HiFiBiO is a French biotherapeutics company, which was founded in 2013 and currently has a total funding of $179.5M from multiple investors. The company is geared towards fighting cancer and autoimmune diseases mobilizing the human immune system.
They operate proprietary single cell technologies, which are mostly used to discover and develop antibody therapeutics. HiFiBiO’s Drug Intelligence Science Platform (DIS) combines a single cell platform with AI-based data analysis from patient samples, overcoming such challenges as patient heterogeneity and difficulty of identifying predictive biomarkers.
Their pipeline consists of immunomodulatory antibodies targeting immunosuppressive or inflammatory mechanisms. Two of their oncology candidates recently entered the clinical trials, the results of which are expected to be available in 2024.
Juvena is a US-based biopharmaceutical company founded in 2017. With their AI-driven platform they aim to unlock the therapeutic potential of stem cell-secreted proteins and use them for treating various diseases.
According to Juvena, their AI-enhanced biologics drug discovery and development platform assists with identification of lead therapeutic candidates from a pro-regenerative protein library. It is followed by screening, validating, and engineering these candidates into tissue-specific medicines for degenerative diseases.
Curated by Juvena, the protein library is one of the key tools for their AI-enabled biologics discovery, since it is the map of proteins and their diseases-modifying effects across different organs and indications.
Juvena has raised a total of $8.2, getting their most recent grant in November 2021 from California Institute for Regenerative Medicine.
Ireland-based Nuritas was founded in 2014, specializing in the discovery of natural active ingredients that can improve human health. They combine artificial intelligence and genomics in their platform to uncover bioactive peptides.
Their peptide portfolio is used to enrich the products with bioactive peptides, where they can address muscle health, anti-inflammation, gut health, skin care, glucose management and food preservation.

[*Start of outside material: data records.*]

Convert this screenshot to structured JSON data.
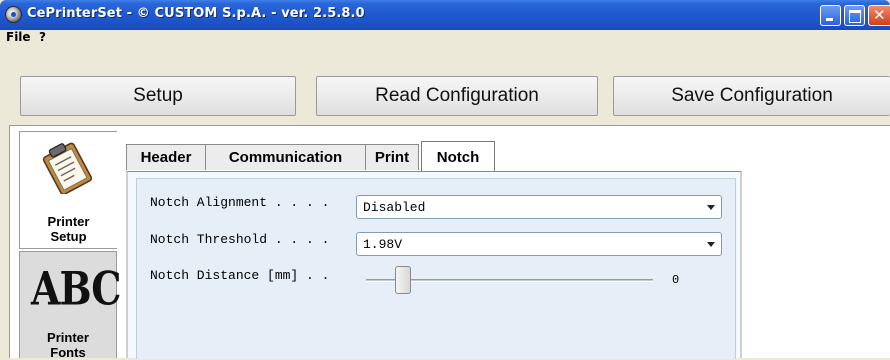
{
  "window": {
    "title": "CePrinterSet - © CUSTOM S.p.A. - ver. 2.5.8.0",
    "controls": [
      "minimize-icon",
      "maximize-icon",
      "close-icon"
    ]
  },
  "menu": {
    "items": [
      {
        "label": "File"
      },
      {
        "label": "?"
      }
    ]
  },
  "toolbar": {
    "setup_label": "Setup",
    "read_label": "Read Configuration",
    "save_label": "Save Configuration"
  },
  "sidebar": {
    "items": [
      {
        "label_line1": "Printer",
        "label_line2": "Setup",
        "icon": "clipboard-icon",
        "selected": true
      },
      {
        "label_line1": "Printer",
        "label_line2": "Fonts",
        "icon": "abc-icon",
        "icon_text": "ABC",
        "selected": false
      }
    ]
  },
  "tabs": [
    {
      "label": "Header"
    },
    {
      "label": "Communication"
    },
    {
      "label": "Print"
    },
    {
      "label": "Notch",
      "active": true
    }
  ],
  "notch": {
    "alignment_label": "Notch Alignment . . . . ",
    "alignment_value": "Disabled",
    "threshold_label": "Notch Threshold . . . . ",
    "threshold_value": "1.98V",
    "distance_label": "Notch Distance [mm] . . ",
    "distance_value": "0"
  }
}
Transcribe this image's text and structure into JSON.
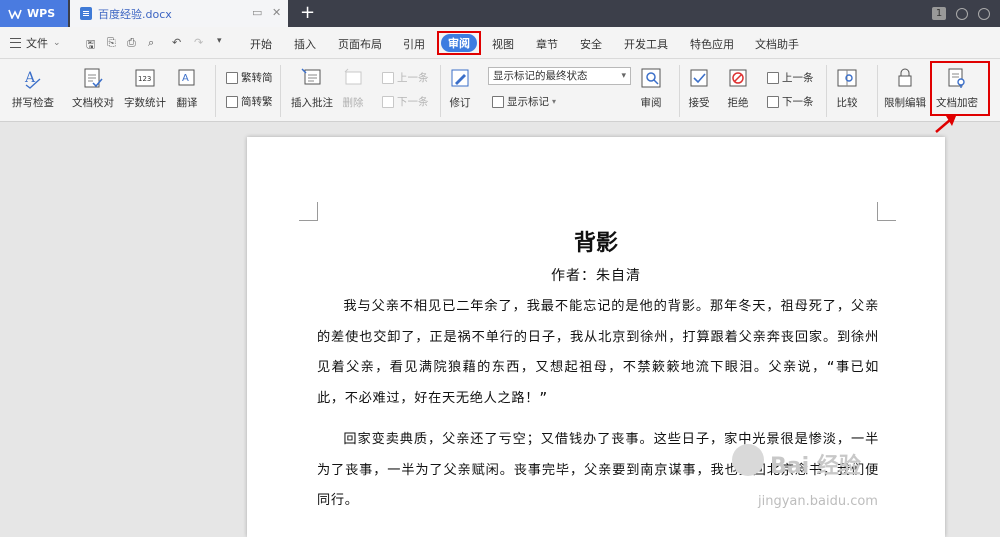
{
  "titlebar": {
    "app_tab": "WPS",
    "doc_tab": "百度经验.docx",
    "badge": "1"
  },
  "menubar": {
    "file": "文件",
    "items": [
      "开始",
      "插入",
      "页面布局",
      "引用",
      "审阅",
      "视图",
      "章节",
      "安全",
      "开发工具",
      "特色应用",
      "文档助手"
    ],
    "active": "审阅"
  },
  "ribbon": {
    "spellcheck": "拼写检查",
    "doc_check": "文档校对",
    "word_count": "字数统计",
    "translate": "翻译",
    "trad_simp": "繁转简",
    "simp_trad": "简转繁",
    "insert_comment": "插入批注",
    "delete": "删除",
    "prev_comment": "上一条",
    "next_comment": "下一条",
    "revise": "修订",
    "display_state": "显示标记的最终状态",
    "show_markup": "显示标记",
    "review": "审阅",
    "accept": "接受",
    "reject": "拒绝",
    "prev": "上一条",
    "next": "下一条",
    "compare": "比较",
    "restrict_edit": "限制编辑",
    "doc_encrypt": "文档加密"
  },
  "document": {
    "title": "背影",
    "author": "作者：朱自清",
    "para1": "我与父亲不相见已二年余了，我最不能忘记的是他的背影。那年冬天，祖母死了，父亲的差使也交卸了，正是祸不单行的日子，我从北京到徐州，打算跟着父亲奔丧回家。到徐州见着父亲，看见满院狼藉的东西，又想起祖母，不禁簌簌地流下眼泪。父亲说，“事已如此，不必难过，好在天无绝人之路！”",
    "para2": "回家变卖典质，父亲还了亏空；又借钱办了丧事。这些日子，家中光景很是惨淡，一半为了丧事，一半为了父亲赋闲。丧事完毕，父亲要到南京谋事，我也要回北京念书，我们便同行。"
  },
  "watermark": {
    "brand": "Bai 经验",
    "url": "jingyan.baidu.com"
  },
  "colors": {
    "accent": "#3d7ce0",
    "highlight": "#e00000",
    "titlebar": "#3c3f4a"
  }
}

Nuritas Peptide Finder (N𝛑𝛟) is an artificial intelligence platform with wet lab shaped and trained experimental data. The platform also has curated structured and unstructured data allowing it to predict novel peptides with targeted efficacy. Additionally, N𝛑𝛟™ can predict peptide’s cell penetration or bioavailability characteristics.
Nuritas has raised total $106.5M funding from a number of investors, with the latest Series B round led by Cleveland Avenue.

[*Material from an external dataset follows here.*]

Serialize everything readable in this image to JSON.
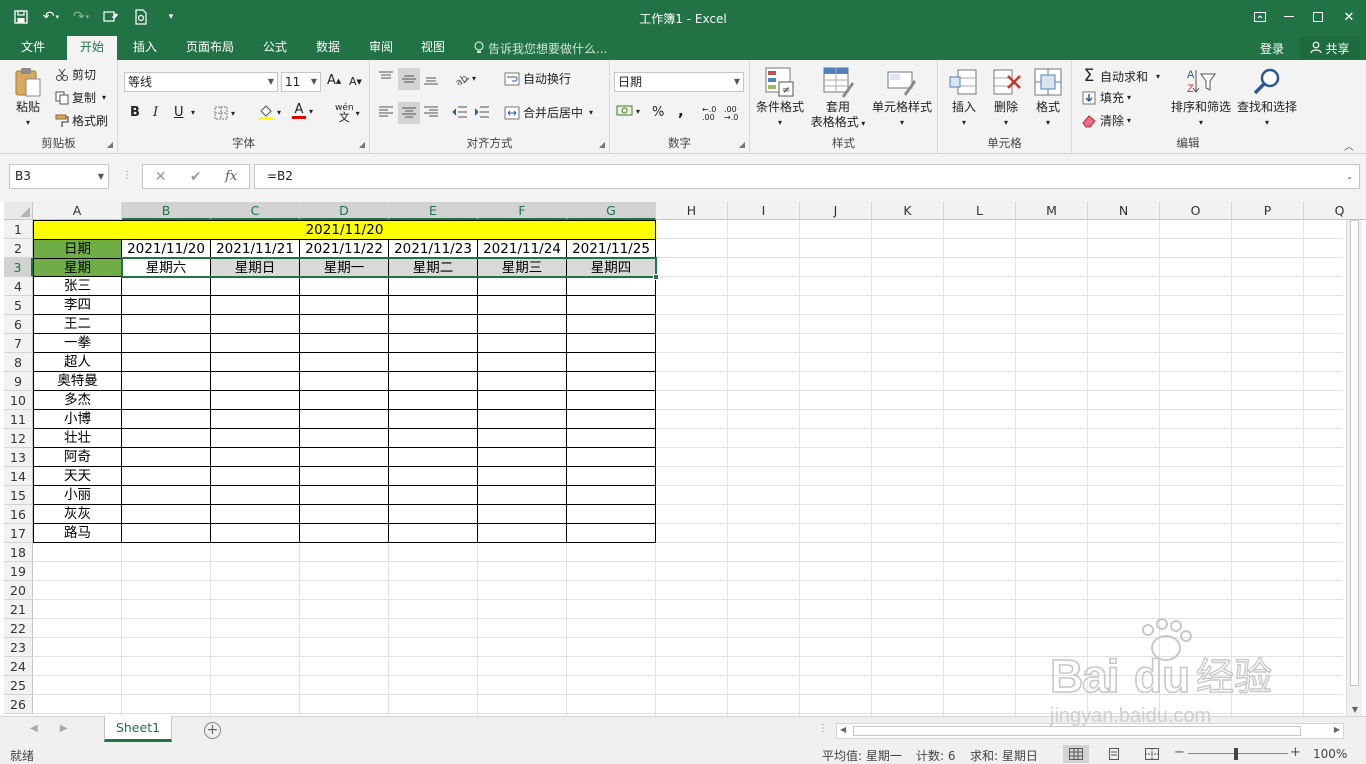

ProteinQure is a Toronto-based company, which was founded in 2017 and currently has a total funding of $4.6M. They focus on designing protein therapeutics using computational approaches.
The focus of the company is the design of antibodies and nanobodies, for which they claim to be able to optimize the molecules when having functional assays with <100 data points.
ProteinQure’s computational platform includes high-performance computing, molecular simulations and machine learning to design and optimize protein therapeutics. They aim to solve the possible designing issues connected with a larger size of proteins compared to the small molecules.
On one hand, ProteinQure’s platform might help with predicting the interactions for difficult targets including GPCRs and some intracellular targets, and on the other hand to reduce the off-target effects.
Biologics is the growing multidirectional field in drug discovery, which can considerably benefit from AI/ML technologies. Quite many companies already use AI for the various steps of antibody discovery and development, and other branches of biological drugs such as vaccine development, gene therapy and more.
The adoption of AI in biologics discovery eased the pain of analyzing and structuring big datasets, predicting the molecule’s properties just by its composition and/or structure, overall helping with understanding complex biological systems. This wouldn’t be possible within the same time frame using just human resources, or some might speculate that it wouldn’t be possible at all.